Unincorporated tax hike

Property owners in unincorporated Weber County will likely see a rise in their county tax bills in 2020 per an increase approved by County Commissioners on Tuesday Nov. 26, 2019, as part of 2020 budget deliberations. In this March 14, 2019, photo construction workers frame a house in a developing subdivision in western Weber County.

OGDEN — Property taxes will be bumping up for those in unincorporated Weber County.

As expected, Weber County Commissioners on Tuesday approved a bump in taxes in the county’s municipal services fund, applicable to those who live outside the county’s 15 cities and towns. The increase will boost collections in the fund by around $360,000, increasing the typical homeowners’ property tax bill by perhaps $20 to $30. It’s meant to generate sufficient revenue to cover the cost of county services in the area, as required by state law.

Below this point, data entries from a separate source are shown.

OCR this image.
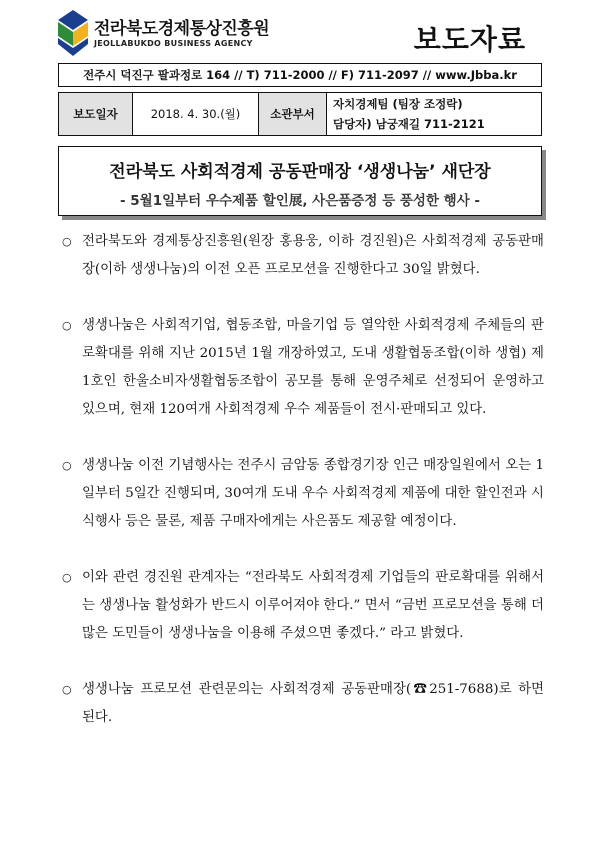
전라북도경제통상진흥원
JEOLLABUKDO BUSINESS AGENCY	보도자료
전주시 덕진구 팔과정로 164 // T) 711-2000 // F) 711-2097 // www.Jbba.kr
보도일자	2018. 4. 30.(월)	소관부서	
자치경제팀 (팀장 조정락)
담당자) 남궁재길 711-2121
전라북도 사회적경제 공동판매장 ‘생생나눔’ 새단장
- 5월1일부터 우수제품 할인展, 사은품증정 등 풍성한 행사 -
○ 전라북도와 경제통상진흥원(원장 홍용웅, 이하 경진원)은 사회적경제 공동판매장(이하 생생나눔)의 이전 오픈 프로모션을 진행한다고 30일 밝혔다.
○ 생생나눔은 사회적기업, 협동조합, 마을기업 등 열악한 사회적경제 주체들의 판로확대를 위해 지난 2015년 1월 개장하였고, 도내 생활협동조합(이하 생협) 제1호인 한울소비자생활협동조합이 공모를 통해 운영주체로 선정되어 운영하고 있으며, 현재 120여개 사회적경제 우수 제품들이 전시·판매되고 있다.
○ 생생나눔 이전 기념행사는 전주시 금암동 종합경기장 인근 매장일원에서 오는 1일부터 5일간 진행되며, 30여개 도내 우수 사회적경제 제품에 대한 할인전과 시식행사 등은 물론, 제품 구매자에게는 사은품도 제공할 예정이다.
○ 이와 관련 경진원 관계자는 “전라북도 사회적경제 기업들의 판로확대를 위해서는 생생나눔 활성화가 반드시 이루어져야 한다.” 면서 “금번 프로모션을 통해 더 많은 도민들이 생생나눔을 이용해 주셨으면 좋겠다.” 라고 밝혔다.
○ 생생나눔 프로모션 관련문의는 사회적경제 공동판매장(☎251-7688)로 하면 된다.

Three spoke against the increase in the public hearing preceding action by commissioners, who also approved the county’s 2020 budget. Eric South, one of the foes, cited the controversial property tax increase approved by commissioners in 2016 — about 20%, much larger than the one approved Tuesday — and hikes approved last year and Nov. 19 for the Weber Area 911 and Emergency Services District.

“Not in favor of a tax increase,” South said. “County needs to live within its means ... I’m not opposed to people paying their fair share. But by the same token, I live out in unincorporated Weber County. I don’t see a whole lot of county services out there.”

Weber County

Property owners in unincorporated Weber County, shown in pink, will likely see a rise in their county tax bills in 2020 per an increase approved by County Commissioners on Tuesday Nov. 26, 2019, as part of 2020 budget deliberations.

Commissioners publicly unveiled the proposed municipal services fund tax hike in late October and subsequently held a pair of public meetings on the plans ahead of Tuesday’s action. As is, general fund revenue, coming from all county property owners, including those in cities, has helped subsidize the cost of county services in unincorporated areas. State law, though, requires that services in unincorporated areas be funded by taxes coming from just unincorporated areas, spurring the tax hike.

All along, county officials have emphasized that taxes collected in the general fund will be going down by around $500,000 for 2020, resulting in a slight potential property tax dip for property owners living in the county’s 15 cities and towns. In fact, about 94% of county residents live in incorporated areas, with just 6% living in unincorporated areas, meaning the vast majority of property tax owners are in line for a dip in their county property tax bills, notwithstanding the municipal services fund hike.

The municipal services fund tax hike will double the property tax bill on that particular line item for impacted property owners. For the owner of a home valued at $280,000, taxes will go from an estimated $20 to $41 while the increase for the owner of a $403,000 home will see the line item go from $29 to $59, according to county figures.

Offsetting that, at least in part, will be the reduction in the tax on the general fund line item, an estimated $4.61 for the owner of a $280,000 home.

Commissioner Scott Jenkins said an even bigger hike in the municipal services fee tax rate would be required to remedy an expected shortfall in the line item over the long haul. Commissioners, though, couldn’t stomach a bigger hike than the one proposed, he said. Moreover, officials cited ongoing talk among some in western Weber County of incorporating the area, saying they’d like to see where that initiative goes before boosting taxes even more.

The 2020 county budget, made up of several funds and other varied elements, calls for around $213.5 million in overall spending, up from $209.7 million for 2019, according to a preliminary version of the spending plan. Estimated spending in governmental funds, representing key operations like public safety, road and park maintenance, libraries and more, totals around $170.1 million, up from $167.5 million for 2019.

County employees will get a 45-cent per hour pay hike to offset increases in insurance premiums. Beyond that, employees will also be eligible for performance-based pay hikes of up to 3%.